Il sessismo è molto più radicato nella nostra società di quanto alcuni fenomeni evidenti dimostrino, come ad esempio il divario salariale fra uomo e donna o la violenza di genere. In realtà, spesso agisce in maniera subdola, nascondendosi dietro espressioni e modi di dire che hanno origini molto antiche e rafforzano l’idea di inferiorità della donna, che rimanda all’antica organizzazione familiare e mentalità del patriarcato. Ne è un esempio il termine “signorina”, utilizzato per sminuire verbalmente la posizione occupata da una donna, esclusivamente in relazione al fatto che non abbia un uomo al suo fianco. Al contrario, alle donne sposate ci si riferisce con “signora”, titolo che implica maggior rispetto, ma sempre sulla base del legame con un uomo.
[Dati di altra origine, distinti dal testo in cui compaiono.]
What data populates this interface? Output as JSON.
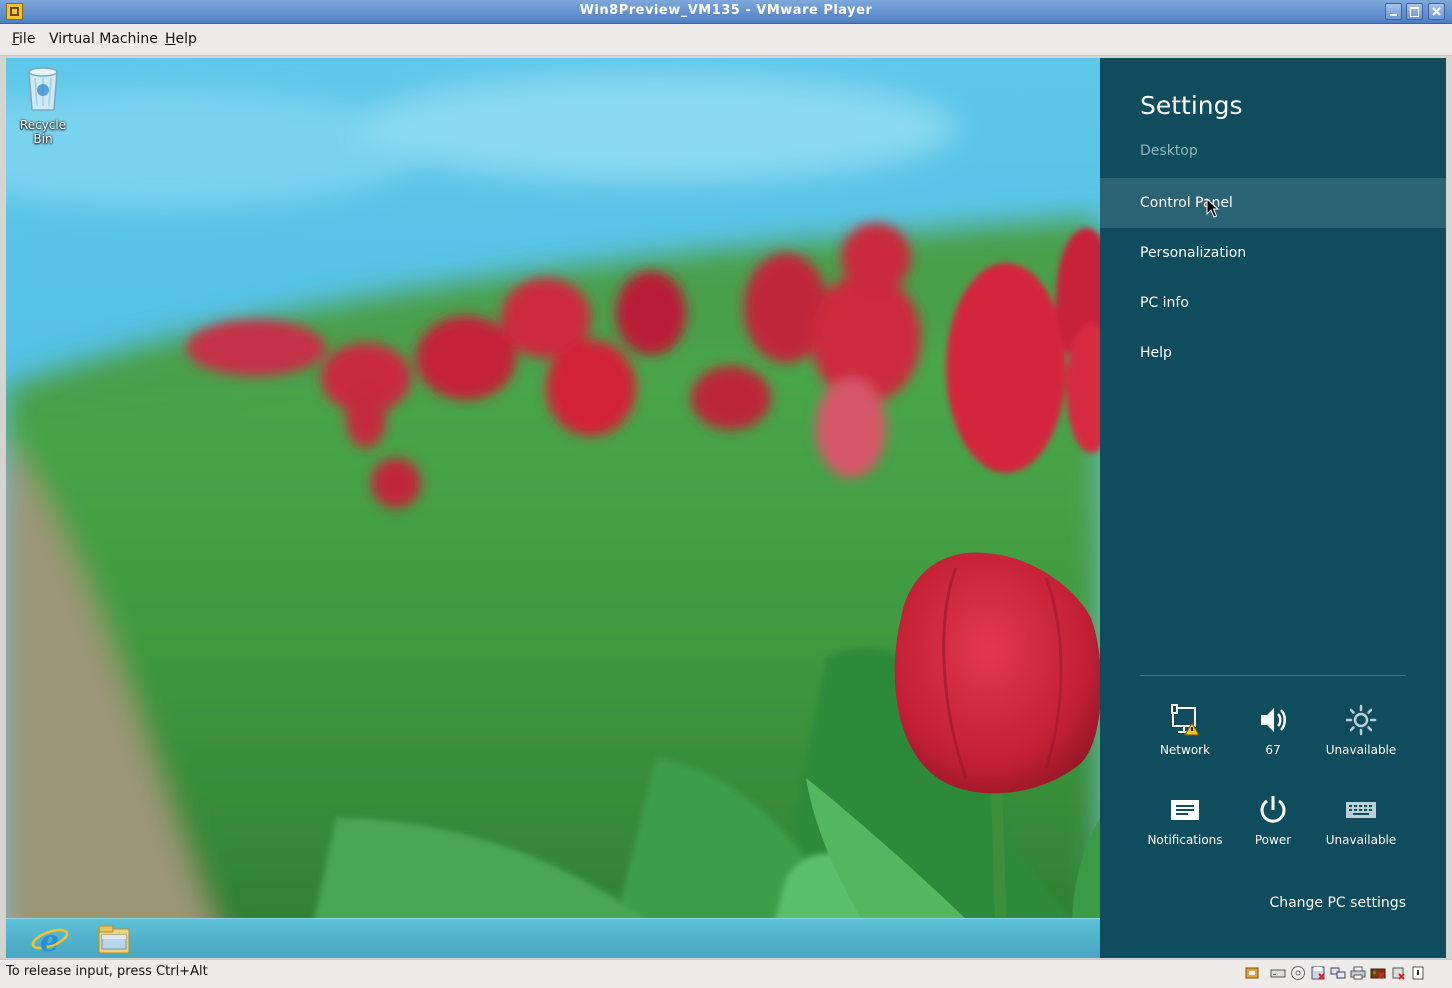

Un’altra espressione particolarmente retrograda è, secondo noi, “angelo del focolare”, usata in passato in riferimento al ruolo di moglie e madre di una donna, che oggi ha assunto un’accezione dispregiativa.

A questo proposito, Valeria Della Valle, direttrice del vocabolario Treccani, questo mese è intervenuta sul giornale La Repubblica per raccontare che negli anni ’70 si impegnò per eliminare dal vocabolario proprio quest’espressione offensiva. La studiosa ha voluto ricordare quest’episodio in occasione della recente petizione presentata da cento donne italiane per rimuovere dai dizionari tutti gli insulti di natura sessista comunemente rivolti alle donne. Della Valle ha fatto notare che eliminare parole come “troia”, “puttana”, “cagna” e “zoccola” equivarrebbe a commettere il suo stesso errore di giovane linguista: cancellare dal linguaggio scritto la storia della degradazione delle donne a meri oggetti sessuali non apporterebbe alcun miglioramento alla loro immagine presente. Piuttosto, è necessario conservarne il ricordo, in modo da acquistare consapevolezza riguardo al tipo di mentalità che ha partorito queste offese, poiché questa stessa cultura sopravvive oggi.

A dimostrazione di questo, sul dizionario online Virgilio fra i sinonimi del termine “donna” troviamo parole come “sesso debole”, “signorina”, “donna di servizio”, mentre uno dei contrari è l’espressione “sesso forte”. Si arriva così a una sorta di paradosso: da una parte abbiamo la linguista Della Valle, impegnata a offrire alla donna una giusta rappresentazione attraverso il linguaggio, dall’altra un dizionario che descrive la donna secondo il tipico stereotipo di debolezza. Al di là di ciò che è giusto o sbagliato, questo duplice punto di vista dimostra il potere che la lingua detiene sulla questione della parità di genere: in un dibattito tanto vario e complesso, una parola può fare la differenza.

Nella nostra generazione, ciò è valido soprattutto relativamente alla violenza di genere. Sui social ormai spopola l’hashtag #notallmen, cioè “non tutti gli uomini”, diventato di tendenza soprattutto in seguito alla notizia dell’uccisione della giovane Sarah Everard a Londra. Molti ragazzi, quando sentono parlare di violenza sulle donne, reagiscono con affermazioni del tipo: “Non tutti gli uomini sono dei molestatori: io non sono uno di loro e quindi non mi pongo il problema”. Di certo non realizzano che la questione va ben oltre il loro diretto coinvolgimento, fra l’altro tutto da verificare. Infatti, quest’espressione banalizza il fenomeno della violenza sulle donne perché diventa la difesa di un gruppo che di difesa non ha bisogno, in quanto la nostra società è già plasmata sulle esigenze degli uomini.

Allo stesso modo, sono estremamente dannose anche le tipiche frasi da titolo di prima pagina, come: “Giovane ragazza stuprata da tre uomini per strada”. La voce passiva del verbo è diventata di uso comune per descrivere simili eventi; quando è associata a osservazioni sull’abbigliamento femminile o sul trucco, rinforza la tendenza a colpevolizzare le vittime di violenze e molestie, che sono invece innocenti.

Risulta quindi evidente che per cambiare i meccanismi di una società come la nostra, che affonda le sue radici in secoli di storia, è necessario modificarne le fondamenta e dunque agire innanzitutto sul linguaggio.